According to Bradshaw, he had stopped at State Line Station with his two sons to get gas and coffee. When he entered and asked for a cup, he said, McIntyre called him a “vile name” and shot him in the shoulder. The assault with a deadly weapon charge was dropped after Bradshaw failed to show in court three separate times.
Crazy in Love
In early 1932, McIntyre married Lauretta Frances Enders. By October of that same year, she attempted to have him committed to the Stillwell Sanitarium in Banning, Calif., citing the unprovoked rages he flew into. McIntyre retorted that the rages were an appropriate response to her running around naked in the hills with other men. A judge denied Enders’ motion.
Whatever McIntyre’s mental condition, his physical one wasn’t good. He had miner’s lung and required treatment, or at least what passed for it in those days. Enders reportedly stayed with her husband at the sanitarium until he showed signs of recovery. At that point, she left.
Within a year, on Nov. 11, 1933, McIntyre died at Stillwell of his disease.

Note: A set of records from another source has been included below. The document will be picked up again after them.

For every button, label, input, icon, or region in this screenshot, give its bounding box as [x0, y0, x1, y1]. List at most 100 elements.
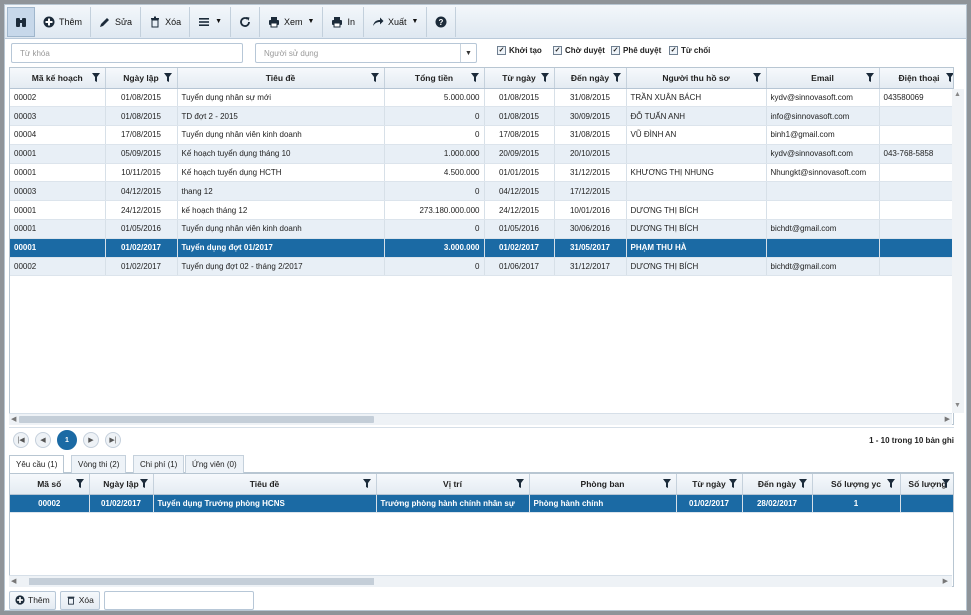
filter-icon[interactable]	[865, 73, 874, 82]
column-header[interactable]: Đến ngày	[554, 68, 627, 89]
table-cell: binh1@gmail.com	[766, 125, 880, 145]
table-cell: 10/11/2015	[105, 163, 178, 183]
column-header[interactable]: Ngày lập	[89, 474, 154, 495]
menu-dropdown-button[interactable]: ▼	[190, 6, 232, 37]
status-checkbox[interactable]: ✓ Từ chối	[669, 46, 710, 55]
refresh-button[interactable]	[231, 6, 261, 37]
bottom-text-input[interactable]	[103, 590, 254, 610]
table-row[interactable]: 00002 01/02/2017 Tuyển dụng Trưởng phòng H…	[10, 494, 953, 514]
table-row[interactable]: 00003 04/12/2015 thang 12 0 04/12/2015 17/12/…	[10, 181, 953, 202]
column-header-label: Ngày lập	[123, 72, 159, 83]
table-cell	[879, 125, 953, 145]
column-header[interactable]: Mã số	[10, 474, 90, 495]
print-button[interactable]: In	[323, 6, 364, 37]
filter-icon[interactable]	[728, 479, 737, 488]
table-row[interactable]: 00002 01/08/2015 Tuyển dụng nhân sự mới 5.0…	[10, 88, 953, 108]
table-cell: 01/05/2016	[105, 219, 178, 239]
status-checkbox[interactable]: ✓ Chờ duyệt	[553, 46, 605, 55]
user-select[interactable]: Người sử dụng ▼	[255, 43, 477, 63]
detail-tab[interactable]: Yêu cầu (1)	[9, 455, 65, 474]
last-page-button[interactable]: ▶|	[105, 432, 121, 448]
table-row[interactable]: 00003 01/08/2015 TD đợt 2 - 2015 0 01/08/201…	[10, 106, 953, 127]
filter-icon[interactable]	[515, 479, 524, 488]
table-row[interactable]: 00001 01/05/2016 Tuyển dụng nhân viên kinh…	[10, 219, 953, 239]
column-header[interactable]: Email	[766, 68, 880, 89]
scroll-thumb[interactable]	[29, 578, 374, 585]
scroll-left-icon[interactable]: ◀	[11, 415, 16, 423]
filter-icon[interactable]	[798, 479, 807, 488]
delete-request-button[interactable]: Xóa	[59, 590, 100, 610]
column-header[interactable]: Đến ngày	[742, 474, 813, 495]
pager: |◀ ◀ 1 ▶ ▶| 1 - 10 trong 10 bản ghi	[9, 427, 954, 451]
filter-icon[interactable]	[662, 479, 671, 488]
filter-icon[interactable]	[75, 479, 84, 488]
filter-icon[interactable]	[752, 73, 761, 82]
table-row[interactable]: 00004 17/08/2015 Tuyển dụng nhân viên kinh…	[10, 125, 953, 145]
next-page-button[interactable]: ▶	[83, 432, 99, 448]
table-row[interactable]: 00001 01/02/2017 Tuyển dụng đợt 01/2017 3.0…	[10, 238, 953, 258]
detail-tab[interactable]: Vòng thi (2)	[71, 455, 127, 473]
table-cell: 00002	[10, 494, 90, 514]
help-button[interactable]: ?	[427, 6, 457, 37]
add-request-button[interactable]: Thêm	[9, 590, 56, 610]
trash-icon	[151, 16, 160, 27]
table-row[interactable]: 00001 05/09/2015 Kế hoạch tuyển dụng tháng…	[10, 144, 953, 164]
filter-icon[interactable]	[941, 479, 950, 488]
column-header[interactable]: Vị trí	[376, 474, 530, 495]
column-header[interactable]: Số lượng yc	[812, 474, 901, 495]
column-header[interactable]: Từ ngày	[676, 474, 743, 495]
request-grid-horizontal-scrollbar[interactable]: ◀ ▶	[9, 575, 952, 587]
column-header-label: Đến ngày	[570, 72, 610, 83]
table-row[interactable]: 00002 01/02/2017 Tuyển dụng đợt 02 - tháng…	[10, 257, 953, 277]
plan-grid-vertical-scrollbar[interactable]: ▲ ▼	[952, 89, 964, 413]
filter-icon[interactable]	[470, 73, 479, 82]
keyword-input[interactable]: Từ khóa	[11, 43, 243, 63]
delete-button[interactable]: Xóa	[141, 6, 191, 37]
column-header[interactable]: Tiêu đề	[153, 474, 377, 495]
column-header[interactable]: Ngày lập	[105, 68, 178, 89]
plan-grid-horizontal-scrollbar[interactable]: ◀ ▶	[9, 413, 952, 425]
view-button[interactable]: Xem ▼	[260, 6, 324, 37]
scroll-right-icon[interactable]: ▶	[943, 577, 948, 585]
column-header[interactable]: Phòng ban	[529, 474, 677, 495]
filter-icon[interactable]	[886, 479, 895, 488]
status-checkbox-label: Chờ duyệt	[565, 46, 605, 55]
caret-down-icon[interactable]: ▼	[460, 44, 476, 62]
filter-icon[interactable]	[540, 73, 549, 82]
column-header[interactable]: Tiêu đề	[177, 68, 385, 89]
first-page-button[interactable]: |◀	[13, 432, 29, 448]
filter-icon[interactable]	[945, 73, 954, 82]
scroll-left-icon[interactable]: ◀	[11, 577, 16, 585]
prev-page-button[interactable]: ◀	[35, 432, 51, 448]
export-button[interactable]: Xuất ▼	[364, 6, 428, 37]
scroll-thumb[interactable]	[19, 416, 374, 423]
status-checkbox[interactable]: ✓ Khởi tạo	[497, 46, 542, 55]
filter-icon[interactable]	[139, 479, 148, 488]
column-header[interactable]: Từ ngày	[484, 68, 555, 89]
checkbox-box[interactable]: ✓	[669, 46, 678, 55]
detail-tab[interactable]: Ứng viên (0)	[185, 455, 244, 473]
filter-icon[interactable]	[163, 73, 172, 82]
checkbox-box[interactable]: ✓	[553, 46, 562, 55]
filter-icon[interactable]	[612, 73, 621, 82]
column-header[interactable]: Người thu hồ sơ	[626, 68, 767, 89]
status-checkbox[interactable]: ✓ Phê duyệt	[611, 46, 661, 55]
search-button[interactable]	[7, 6, 35, 37]
column-header[interactable]: Điện thoại	[879, 68, 954, 89]
edit-button[interactable]: Sửa	[91, 6, 142, 37]
add-button[interactable]: Thêm	[35, 6, 92, 37]
column-header[interactable]: Tổng tiền	[384, 68, 485, 89]
column-header[interactable]: Mã kế hoạch	[10, 68, 106, 89]
checkbox-box[interactable]: ✓	[497, 46, 506, 55]
checkbox-box[interactable]: ✓	[611, 46, 620, 55]
table-row[interactable]: 00001 10/11/2015 Kế hoạch tuyển dụng HCTH 4…	[10, 163, 953, 183]
detail-tab[interactable]: Chi phí (1)	[133, 455, 185, 473]
filter-icon[interactable]	[91, 73, 100, 82]
filter-icon[interactable]	[370, 73, 379, 82]
column-header[interactable]: Số lượng	[900, 474, 953, 495]
table-row[interactable]: 00001 24/12/2015 kế hoạch tháng 12 273.180.…	[10, 200, 953, 221]
scroll-right-icon[interactable]: ▶	[945, 415, 950, 423]
filter-icon[interactable]	[362, 479, 371, 488]
table-cell	[879, 106, 953, 127]
current-page-button[interactable]: 1	[57, 430, 77, 450]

Enders ran State Line Station for a couple of years before selling it. It changed hands a few times since, expanding into State Line Bar-Slots before being purchased by Ernest J. Primm, eventual namesake of the town. Primm renamed the station Whiskey Pete’s and then opened his casino hotel, in McIntyre’s honor, on the site in 1977.
Where is Whiskey Pete Now?
According to Wikipedia, McIntyre’s exhumed body “was moved and is now said to be buried in one of the caves where MacIntyre cooked up his moonshine.”
That’s just more fake news.
When we found him, I went and told the owner,” Sedlacek recalled. “Then we were told to put him back in the ground, so we built a new box for him, and reburied him in the same area where we found him.”
Though the casino at Whiskey Pete’s remains open, its 777-room hotel never reopened following the pandemic shutdown. The hotel is currently used only as overflow booking for the Primm Valley Resort. A spokesperson for the hotel’s owner, Primm Valley Resorts, could not say how permanent the hotel closure was.